22. The method of claim 1 further comprising a step of forming the plurality of pairs of oligonucleotides into a plurality of couplets.

23. The method of claim 1 performed in a single container.

24. The method of claim 1 which is an automated method.

25. The method of claim 1 wherein the oligonucleotides comprised in the pairs of oligonucleotides are from about 50 to about 200 nucleotides in length.

26. The method of claim 1 wherein the dsDNA molecule assembled in the method is greater than 5 Mbp in size.

27. The method of claim 1 wherein the nucleic acid molecule of desired sequence is a scarless DNA molecule.

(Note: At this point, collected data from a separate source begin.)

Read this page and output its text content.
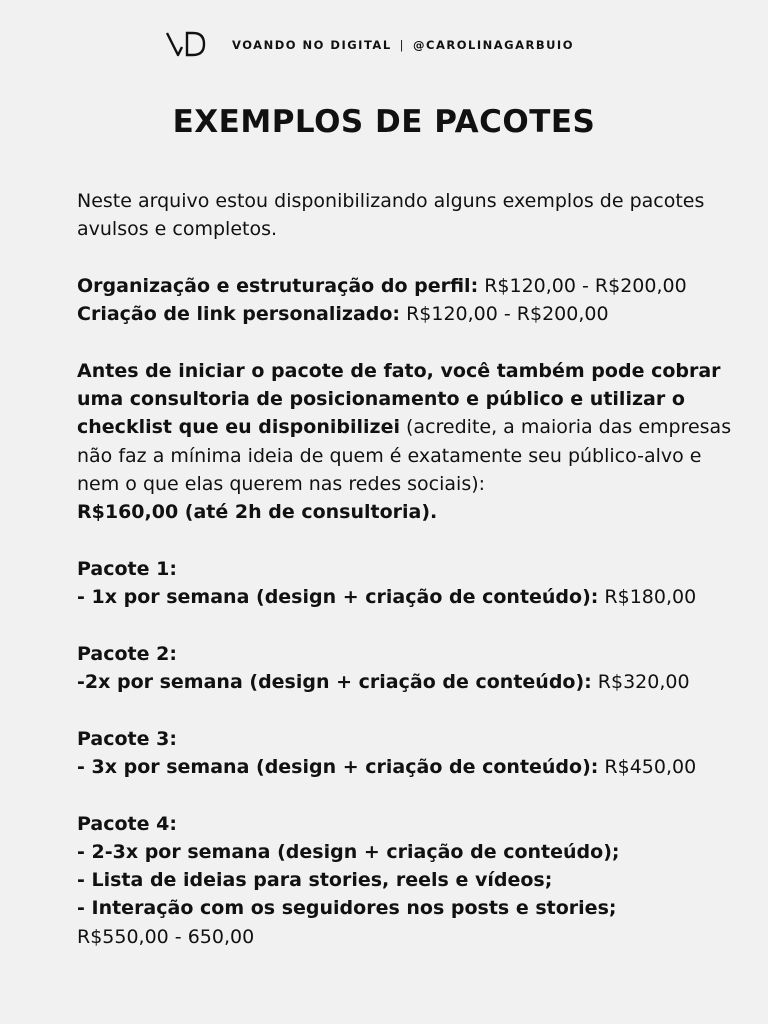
VOANDO NO DIGITAL | @CAROLINAGARBUIO
EXEMPLOS DE PACOTES

Neste arquivo estou disponibilizando alguns exemplos de pacotes avulsos e completos.

Organização e estruturação do perfil: R$120,00 - R$200,00

Criação de link personalizado: R$120,00 - R$200,00

Antes de iniciar o pacote de fato, você também pode cobrar uma consultoria de posicionamento e público e utilizar o checklist que eu disponibilizei (acredite, a maioria das empresas não faz a mínima ideia de quem é exatamente seu público-alvo e nem o que elas querem nas redes sociais):

R$160,00 (até 2h de consultoria).

Pacote 1:

- 1x por semana (design + criação de conteúdo): R$180,00

Pacote 2:

-2x por semana (design + criação de conteúdo): R$320,00

Pacote 3:

- 3x por semana (design + criação de conteúdo): R$450,00

Pacote 4:

- 2-3x por semana (design + criação de conteúdo);

- Lista de ideias para stories, reels e vídeos;

- Interação com os seguidores nos posts e stories;

R$550,00 - 650,00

28. A composition comprising

a DNA polymerase, dNTPs, and a plurality of oligonucleotides formed into couplets, wherein each couplet comprises an internal sequence that comprises a portion of the desired nucleic acid sequence;

wherein when the plurality of couplets is arranged in order, adjacent to each other and according to their internal sequences they comprise at least a portion of a desired nucleic acid sequence, and each couplet further comprises a 3' or a 5' primer binding sequence, and each couplet contains a sequence that overlaps and is complementary to a portion of a sequence from an adjacent couplet; and

wherein the desired nucleic acid sequence has a 3' end and a 5' end, and the couplets that comprise the 3' and 5' ends of the desired sequence further comprise a universal 3' flanking sequence and a universal 5' flanking sequence, respectively.

29. The composition of claim 28 comprised in a single container and further comprising an effective amount of a preservative.

30. The composition of claim 30 wherein the couplets comprise at least 50% of the oligonucleotides in the mixture, and the couplets overlap at least 33% of their sequences.